— Нормально. Встать могу.
Встаю, Нацуно тоже поднимается, отступает на шаг, не выпуская меня из поля зрения. Он боится оказаться ниже меня, он боится быть близко ко мне, я почти физически ощущаю его страх. Агрессивный, огненный страх. Страх, который заставляет людей хвататься за оружие и убивать. Страх, который заставляет загнанного зверя кидаться на охотника.
Но я для него не охотник. В его глазах я такая же жертва. И он не кинется на меня.
Нацуно действительно похож сейчас на зверя. На дикого, гордого и очень сильного зверя. И нужно действовать аккуратно, тихо, ласково и в то же время уверено, с напором. Нельзя дать почувствовать ему свой собственный страх.

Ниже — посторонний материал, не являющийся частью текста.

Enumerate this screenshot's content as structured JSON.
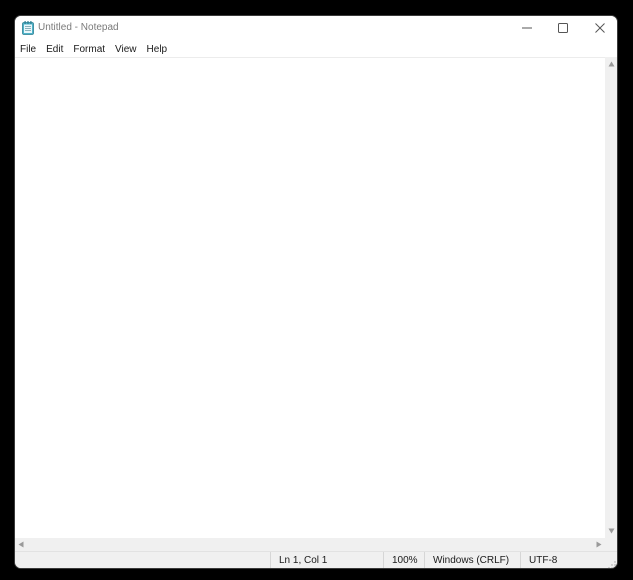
{
  "window": {
    "title": "Untitled - Notepad"
  },
  "icons": {
    "app": "notepad-icon",
    "minimize": "minimize-icon",
    "maximize": "maximize-icon",
    "close": "close-icon"
  },
  "menu": {
    "items": [
      "File",
      "Edit",
      "Format",
      "View",
      "Help"
    ]
  },
  "editor": {
    "content": ""
  },
  "status": {
    "position": "Ln 1, Col 1",
    "zoom": "100%",
    "line_ending": "Windows (CRLF)",
    "encoding": "UTF-8"
  },
  "colors": {
    "background": "#000000",
    "window": "#ffffff",
    "chrome": "#f0f0f0",
    "title_text": "#7a7a7a"
  }
}
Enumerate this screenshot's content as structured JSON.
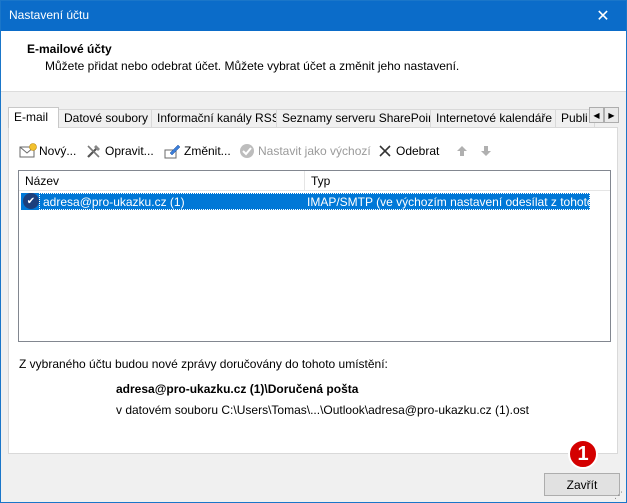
{
  "window": {
    "title": "Nastavení účtu",
    "close_glyph": "✕"
  },
  "header": {
    "title": "E-mailové účty",
    "subtitle": "Můžete přidat nebo odebrat účet. Můžete vybrat účet a změnit jeho nastavení."
  },
  "tabs": [
    {
      "label": "E-mail",
      "active": true
    },
    {
      "label": "Datové soubory",
      "active": false
    },
    {
      "label": "Informační kanály RSS",
      "active": false
    },
    {
      "label": "Seznamy serveru SharePoint",
      "active": false
    },
    {
      "label": "Internetové kalendáře",
      "active": false
    },
    {
      "label": "Publi",
      "active": false
    }
  ],
  "toolbar": {
    "new_label": "Nový...",
    "repair_label": "Opravit...",
    "change_label": "Změnit...",
    "set_default_label": "Nastavit jako výchozí",
    "remove_label": "Odebrat"
  },
  "list": {
    "columns": [
      "Název",
      "Typ"
    ],
    "rows": [
      {
        "name": "adresa@pro-ukazku.cz (1)",
        "type": "IMAP/SMTP (ve výchozím nastavení odesílat z tohoto účtu)"
      }
    ]
  },
  "delivery": {
    "label": "Z vybraného účtu budou nové zprávy doručovány do tohoto umístění:",
    "folder": "adresa@pro-ukazku.cz (1)\\Doručená pošta",
    "file": "v datovém souboru C:\\Users\\Tomas\\...\\Outlook\\adresa@pro-ukazku.cz (1).ost"
  },
  "badge": {
    "number": "1"
  },
  "footer": {
    "close_label": "Zavřít"
  },
  "colors": {
    "accent": "#0078d7",
    "titlebar": "#0b6cc9",
    "badge": "#d40000"
  }
}
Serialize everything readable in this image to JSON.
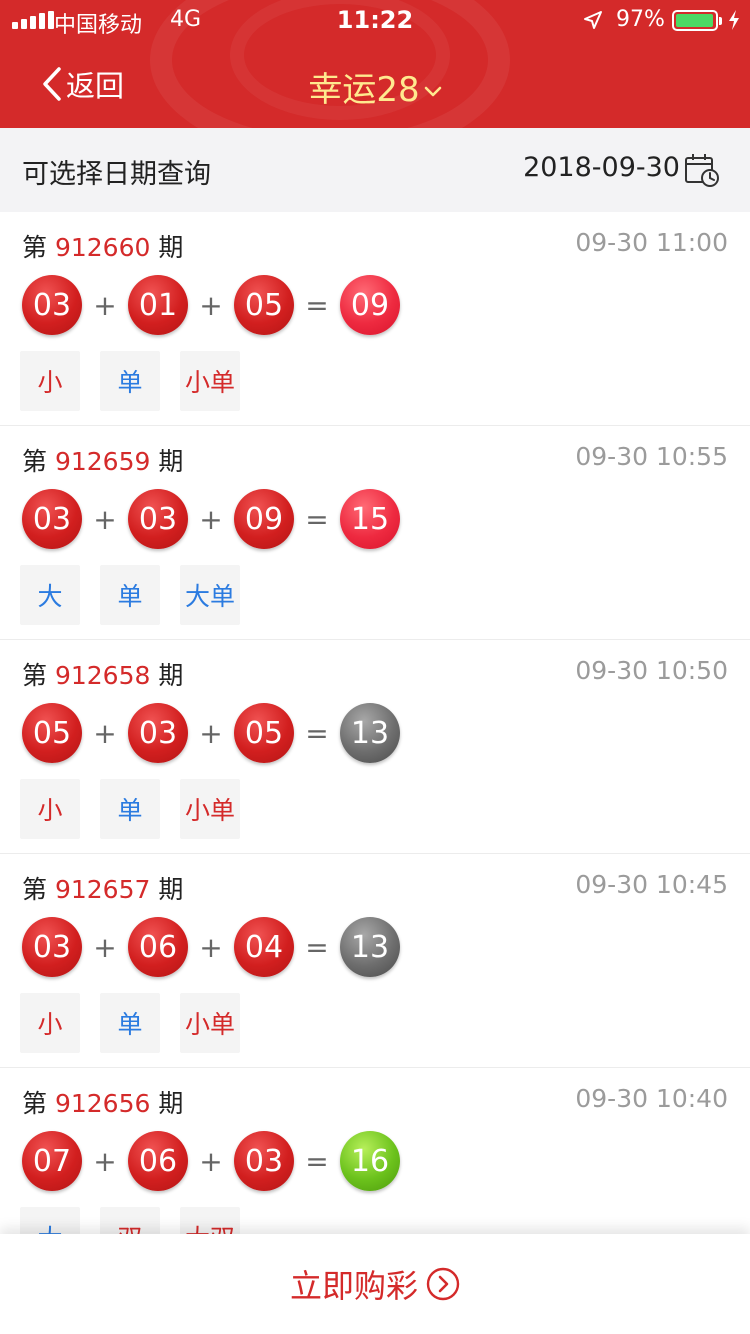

Я делаю шаг навстречу ему, ещё один, и ощущаю, как агрессия падает, сопротивление ослабевает. Нацуно отводит глаза в сторону, теряет позиции, теряет контроль. Он в смятении. Теперь я управляю ситуацией!
Подхожу совсем близко, замираю в каком-то десятке сантиметров от него и, еле сдерживаясь, чтобы не обнять, шепчу:
— Нацуно, не бойся. Я сделаю всё аккуратно. Доверься мне.
— Что мне нужно делать? — почти беззвучно произносит он.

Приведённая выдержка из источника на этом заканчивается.